Halloween event will reach milestone
Published 10:02 am Thursday, October 18, 2012
KENOVA, W.Va. –— The magic number is 50,000. That’s the goal of Ric Griffith, who for the past 30 years each Halloween has turned his home in Kenova into the Pumpkin House.
There at 748 Beech St., for about a week an average of 3,000 of the vegetables take over the front of his house and yard, each sporting carved faces ranging from cats to musical instruments to Egyptian symbols to the outline of the state of West Virginia complete with clouds and lightning bolts overhead.
When Griffith finishes drawing and jigsawing the designs for this year’s ensemble for the house, the total number of pumpkins that have been part of the display since he started the event in 1978 will reach that five-digit figure.
“I started with four pumpkins, two for my girls, my wife and myself,” Griffith said.
As Griffith’s family increased to three daughters, the pumpkins did as well, although more than exponentially.
“It was 12 in 1979, 24 in 1980 and then the ‘disease’ began to develop,” he said.
Last year the total number of pumpkins that have graced Griffith’s Kenova house since 1978 reached 46,628. After this Halloween, that number will swell to 50 K, give or take a few whose life span is shaky.
“I never know exactly where there will be casualties,” he said. “When these pumpkins go bad, they infect the others. We don’t want the bubonic plague.”

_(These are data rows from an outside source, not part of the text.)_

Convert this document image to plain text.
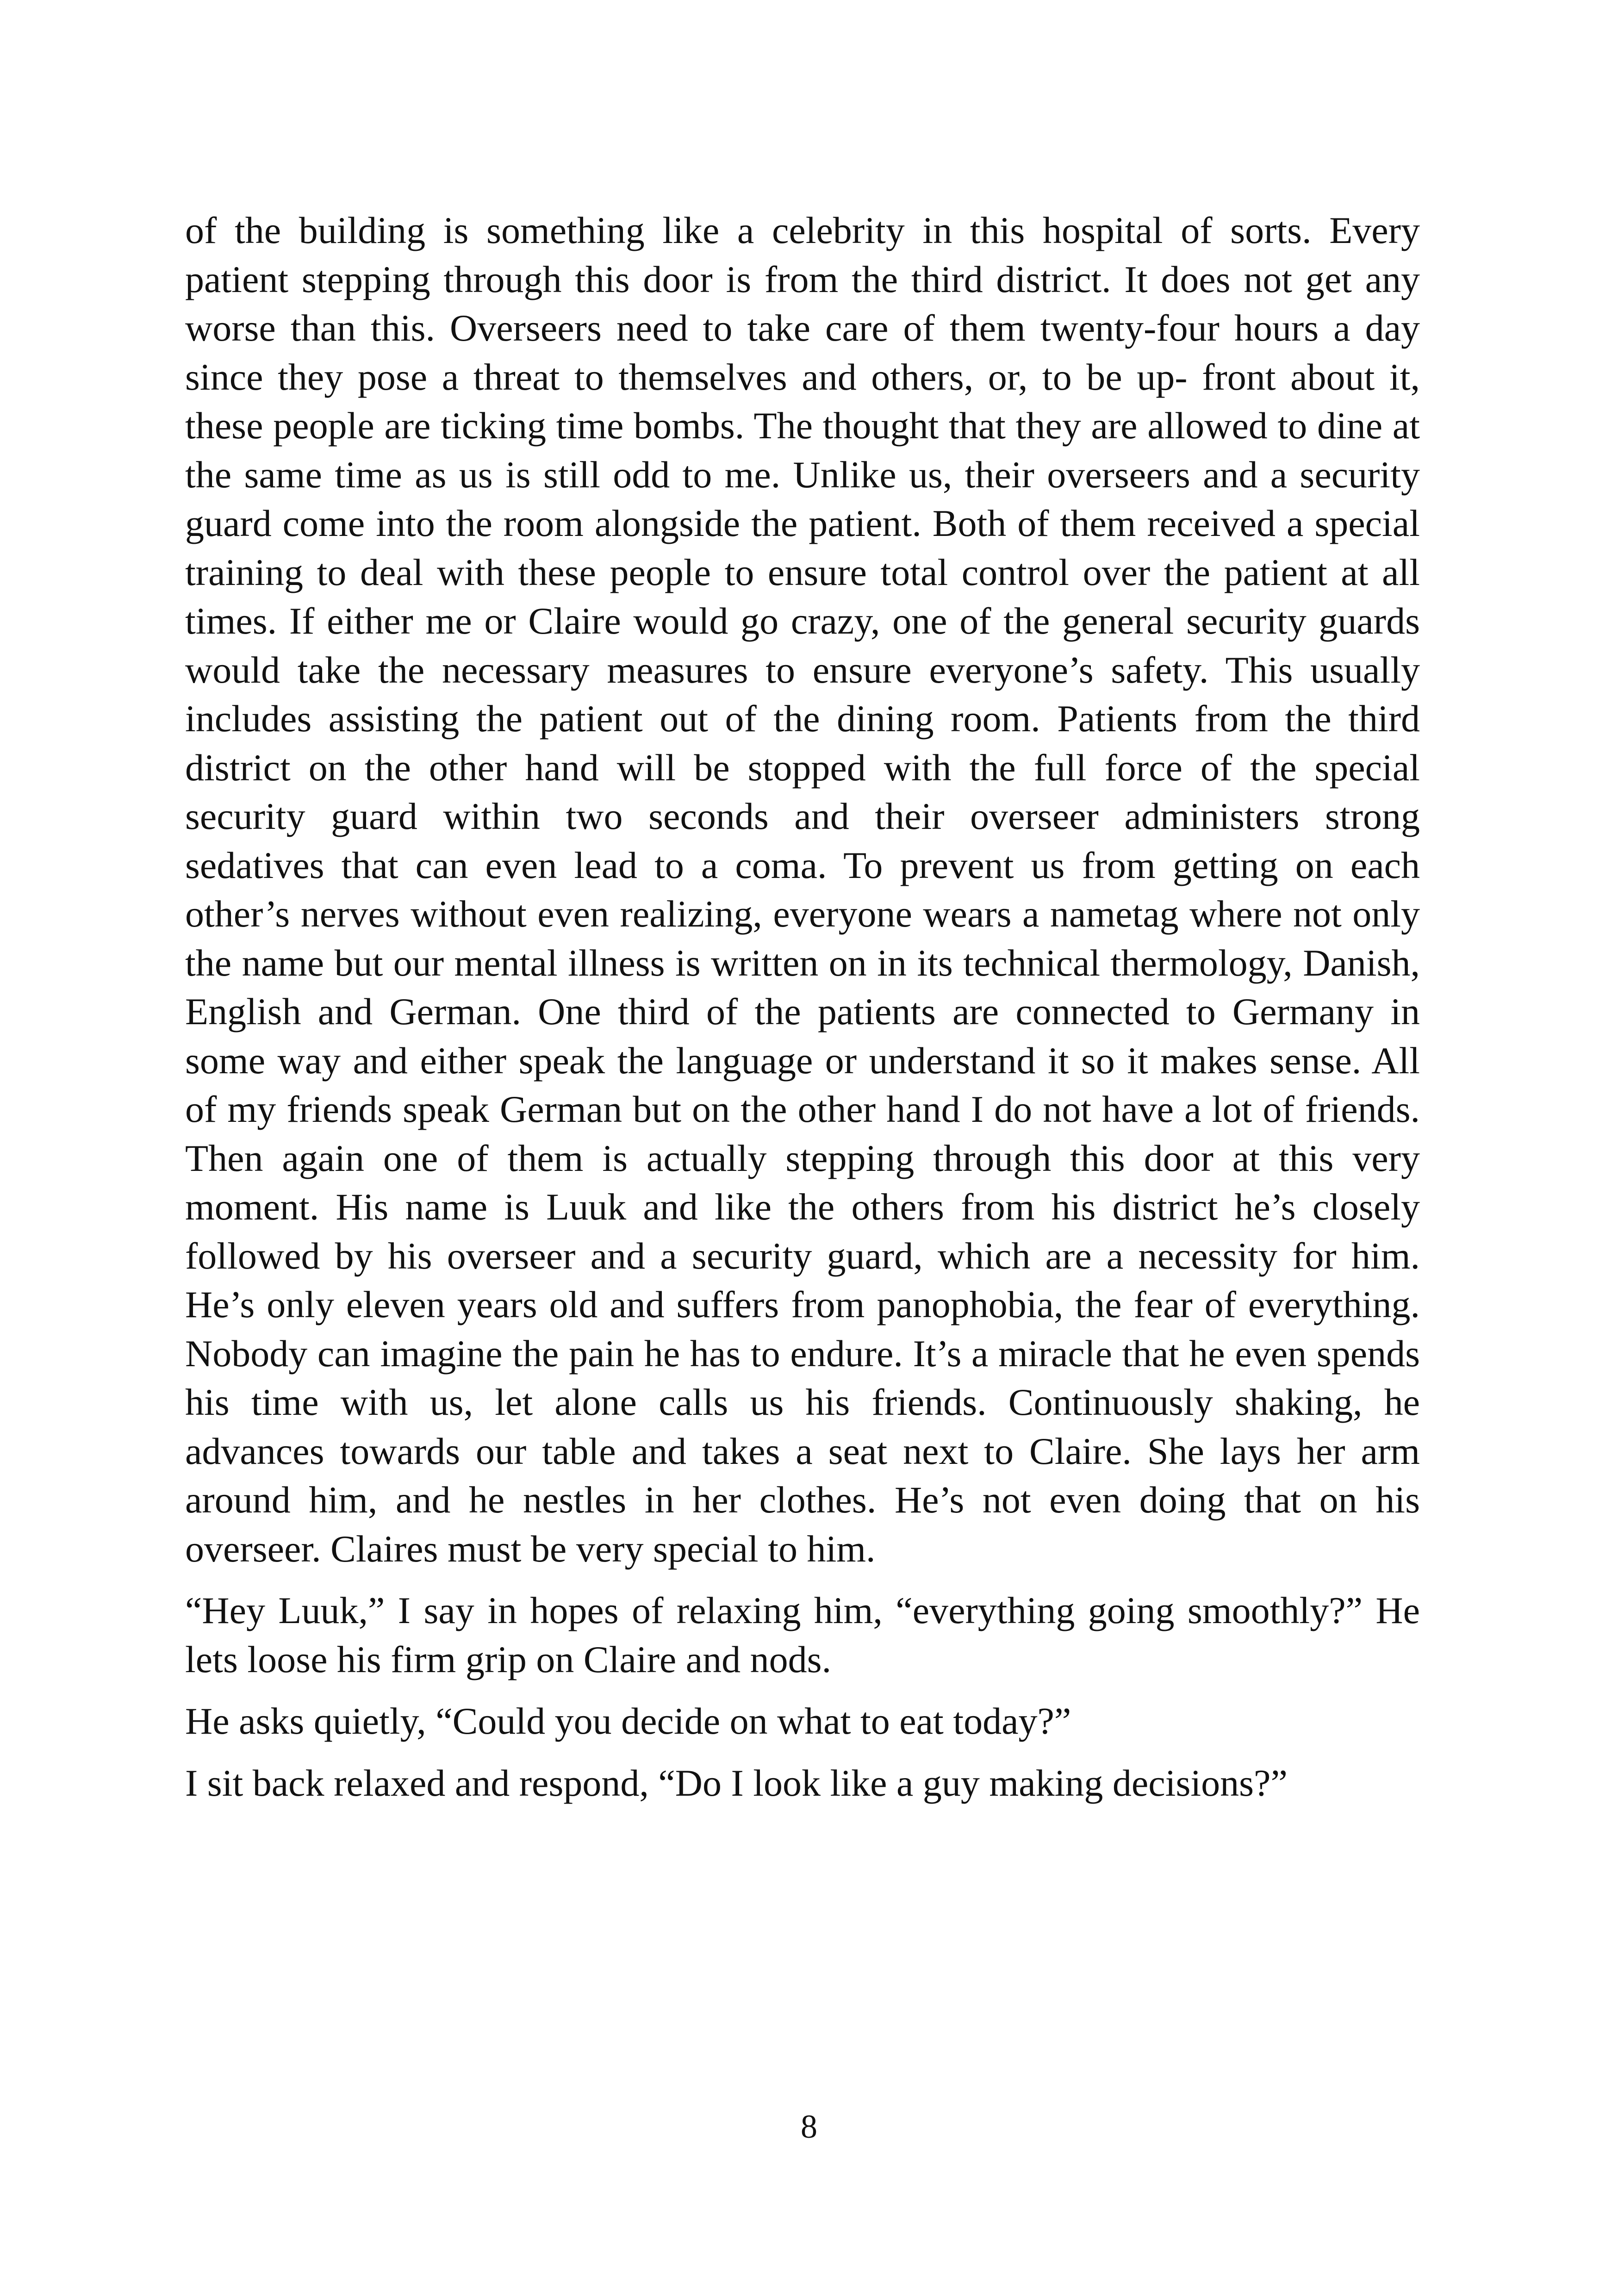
of the building is something like a celebrity in this hospital of sorts. Every patient stepping through this door is from the third district. It does not get any worse than this. Overseers need to take care of them twenty-four hours a day since they pose a threat to themselves and others, or, to be up- front about it, these people are ticking time bombs. The thought that they are allowed to dine at the same time as us is still odd to me. Unlike us, their overseers and a security guard come into the room alongside the patient. Both of them received a special training to deal with these people to ensure total control over the patient at all times. If either me or Claire would go crazy, one of the general security guards would take the necessary measures to ensure everyone’s safety. This usually includes assisting the patient out of the dining room. Patients from the third district on the other hand will be stopped with the full force of the special security guard within two seconds and their overseer administers strong sedatives that can even lead to a coma. To prevent us from getting on each other’s nerves without even realizing, everyone wears a nametag where not only the name but our mental illness is written on in its technical thermology, Danish, English and German. One third of the patients are connected to Germany in some way and either speak the language or understand it so it makes sense. All of my friends speak German but on the other hand I do not have a lot of friends. Then again one of them is actually stepping through this door at this very moment. His name is Luuk and like the others from his district he’s closely followed by his overseer and a security guard, which are a necessity for him. He’s only eleven years old and suffers from panophobia, the fear of everything. Nobody can imagine the pain he has to endure. It’s a miracle that he even spends his time with us, let alone calls us his friends. Continuously shaking, he advances towards our table and takes a seat next to Claire. She lays her arm around him, and he nestles in her clothes. He’s not even doing that on his overseer. Claires must be very special to him.

“Hey Luuk,” I say in hopes of relaxing him, “everything going smoothly?” He lets loose his firm grip on Claire and nods.

He asks quietly, “Could you decide on what to eat today?”

I sit back relaxed and respond, “Do I look like a guy making decisions?”

8
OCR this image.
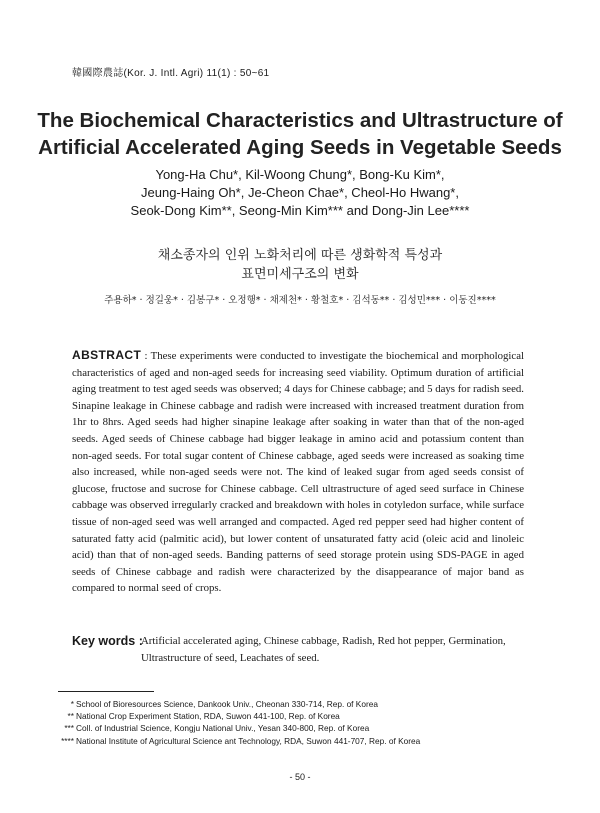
韓國際農誌(Kor. J. Intl. Agri) 11(1) : 50~61
The Biochemical Characteristics and Ultrastructure of
Artificial Accelerated Aging Seeds in Vegetable Seeds
Yong-Ha Chu*, Kil-Woong Chung*, Bong-Ku Kim*,
Jeung-Haing Oh*, Je-Cheon Chae*, Cheol-Ho Hwang*,
Seok-Dong Kim**, Seong-Min Kim*** and Dong-Jin Lee****
채소종자의 인위 노화처리에 따른 생화학적 특성과
표면미세구조의 변화
주용하* · 정길웅* · 김봉구* · 오정행* · 채제천* · 황철호* · 김석동** · 김성민*** · 이동진****

ABSTRACT : These experiments were conducted to investigate the biochemical and morphological characteristics of aged and non-aged seeds for increasing seed viability. Optimum duration of artificial aging treatment to test aged seeds was observed; 4 days for Chinese cabbage; and 5 days for radish seed. Sinapine leakage in Chinese cabbage and radish were increased with increased treatment duration from 1hr to 8hrs. Aged seeds had higher sinapine leakage after soaking in water than that of the non-aged seeds. Aged seeds of Chinese cabbage had bigger leakage in amino acid and potassium content than non-aged seeds. For total sugar content of Chinese cabbage, aged seeds were increased as soaking time also increased, while non-aged seeds were not. The kind of leaked sugar from aged seeds consist of glucose, fructose and sucrose for Chinese cabbage. Cell ultrastructure of aged seed surface in Chinese cabbage was observed irregularly cracked and breakdown with holes in cotyledon surface, while surface tissue of non-aged seed was well arranged and compacted. Aged red pepper seed had higher content of saturated fatty acid (palmitic acid), but lower content of unsaturated fatty acid (oleic acid and linoleic acid) than that of non-aged seeds. Banding patterns of seed storage protein using SDS-PAGE in aged seeds of Chinese cabbage and radish were characterized by the disappearance of major band as compared to normal seed of crops.

Key words :

Artificial accelerated aging, Chinese cabbage, Radish, Red hot pepper, Germination, Ultrastructure of seed, Leachates of seed.

* School of Bioresources Science, Dankook Univ., Cheonan 330-714, Rep. of Korea
** National Crop Experiment Station, RDA, Suwon 441-100, Rep. of Korea
*** Coll. of Industrial Science, Kongju National Univ., Yesan 340-800, Rep. of Korea
**** National Institute of Agricultural Science ant Technology, RDA, Suwon 441-707, Rep. of Korea
- 50 -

The Pumpkin House will start burning with visual delight earlier this year starting on Saturday Oct. 27 to complement the autumn festival, held jointly by the town of Ceredo and the city of Kenova that day.
“The residents there have pulled together for the festival,” said Griffith, who also wears the hat of Kenova mayor. “It is not a festival of either city government. It is dispersed between the communities with some activities at the Ceredo Plaza, activities at Dreamland Pool and at the C-K War Memorial Field house.”
On opening night at the Pumpkin House John Marra, television gardening expert, will read “The Legend of Sleepy Hollow.” On Oct. 30 radio personality J.B. Miller will be the narrator and on Oct. 31 local television anchor April Kaull will read the Washington Irving short story. Readings on all three nights will be at 7:30 p.m. 8 p.m. and 8:30 p.m.
Tolerating what Griffith calls his obsession is his wife, Sandi, who once called out to her husband in the early morning hours as he was cutting in designs, “If you carve them, they will come.”
And each year they have as the crowds have grown to the tens of thousands.
“She dreads the long hours I work, and the mess, but she loves it when it is done,” Griffith said. “She enjoys the people and the kids.”